Jessica Valice is an American artist. The subjects in her work often have exaggerated features, such as enlarged eyes with visible lower sclera.

== Early life and education ==
Valice initially pursued studies in neuroscience at Santa Barbara City College for three years before turning into art. This background has significantly influenced her artistic approach, particularly her interest in perception and the complexities of human emotion.

== Work ==
Valice's artistic style is characterized by a contrast between occasionally exaggerated physical features—such as enlarged eyes, hands and feet or disproportionately large ears—and consistently neutral facial expressions.
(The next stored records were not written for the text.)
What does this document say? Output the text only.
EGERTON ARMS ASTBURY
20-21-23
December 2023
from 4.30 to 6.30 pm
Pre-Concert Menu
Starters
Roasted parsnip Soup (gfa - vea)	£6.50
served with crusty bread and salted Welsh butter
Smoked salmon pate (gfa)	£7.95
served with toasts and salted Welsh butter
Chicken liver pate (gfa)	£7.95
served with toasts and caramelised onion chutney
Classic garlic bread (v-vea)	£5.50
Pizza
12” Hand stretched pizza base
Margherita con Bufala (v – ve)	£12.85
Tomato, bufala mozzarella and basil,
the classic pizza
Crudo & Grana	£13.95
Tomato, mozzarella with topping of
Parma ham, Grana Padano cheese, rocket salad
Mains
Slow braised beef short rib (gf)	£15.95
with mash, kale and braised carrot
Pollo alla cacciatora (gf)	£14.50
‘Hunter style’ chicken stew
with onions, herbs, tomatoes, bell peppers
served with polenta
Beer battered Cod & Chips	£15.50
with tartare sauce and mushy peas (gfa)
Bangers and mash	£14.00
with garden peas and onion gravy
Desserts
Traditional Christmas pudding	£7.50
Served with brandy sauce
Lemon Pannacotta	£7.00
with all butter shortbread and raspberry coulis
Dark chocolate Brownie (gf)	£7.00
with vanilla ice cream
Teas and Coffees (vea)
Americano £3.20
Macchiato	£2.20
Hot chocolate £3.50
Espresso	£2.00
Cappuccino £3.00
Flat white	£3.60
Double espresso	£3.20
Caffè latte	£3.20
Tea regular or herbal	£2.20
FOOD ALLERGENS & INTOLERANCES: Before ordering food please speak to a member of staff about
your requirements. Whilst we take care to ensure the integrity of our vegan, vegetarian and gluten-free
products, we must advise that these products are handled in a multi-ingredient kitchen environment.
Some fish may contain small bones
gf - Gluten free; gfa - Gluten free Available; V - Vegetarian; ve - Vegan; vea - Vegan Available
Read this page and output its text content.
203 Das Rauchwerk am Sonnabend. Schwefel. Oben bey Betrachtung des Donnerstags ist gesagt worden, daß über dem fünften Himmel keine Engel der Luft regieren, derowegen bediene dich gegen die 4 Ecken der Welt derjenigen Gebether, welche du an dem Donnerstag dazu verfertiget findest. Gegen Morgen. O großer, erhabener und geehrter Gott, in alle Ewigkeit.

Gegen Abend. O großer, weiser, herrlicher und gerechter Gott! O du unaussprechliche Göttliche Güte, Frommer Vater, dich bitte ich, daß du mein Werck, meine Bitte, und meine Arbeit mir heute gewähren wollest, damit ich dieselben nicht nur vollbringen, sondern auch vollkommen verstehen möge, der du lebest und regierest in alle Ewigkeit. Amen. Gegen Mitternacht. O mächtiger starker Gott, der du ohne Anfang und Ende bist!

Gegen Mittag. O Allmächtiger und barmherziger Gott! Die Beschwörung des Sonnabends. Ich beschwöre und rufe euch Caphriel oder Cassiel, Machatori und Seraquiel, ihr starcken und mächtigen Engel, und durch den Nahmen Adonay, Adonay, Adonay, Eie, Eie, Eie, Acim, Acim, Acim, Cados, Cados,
In an interview with ARTnews, Valice stated, "I still refuse to include facial expression," indicating her focus on abstraction while maintaining the human figure as a central subject.

She presented her first solo exhibition with Almine Rech gallery in New York in 2024. This exhibition was titled 'Mara', referencing the figure in Buddhist cosmology named Mara associated with death, rebirth and desire. Valice's thematic explores the inner experience and the human condition.

In 2025, Valice was one of the artists that The Hollywood Reporter commissioned artists to reimagine the Oscar statuette, among artists such as Umar Rashid, Kathryn Andrews and Austyn Weiner. These "reimagined Oscars" were displayed at Hollywood's AF Projects during LA Art Week.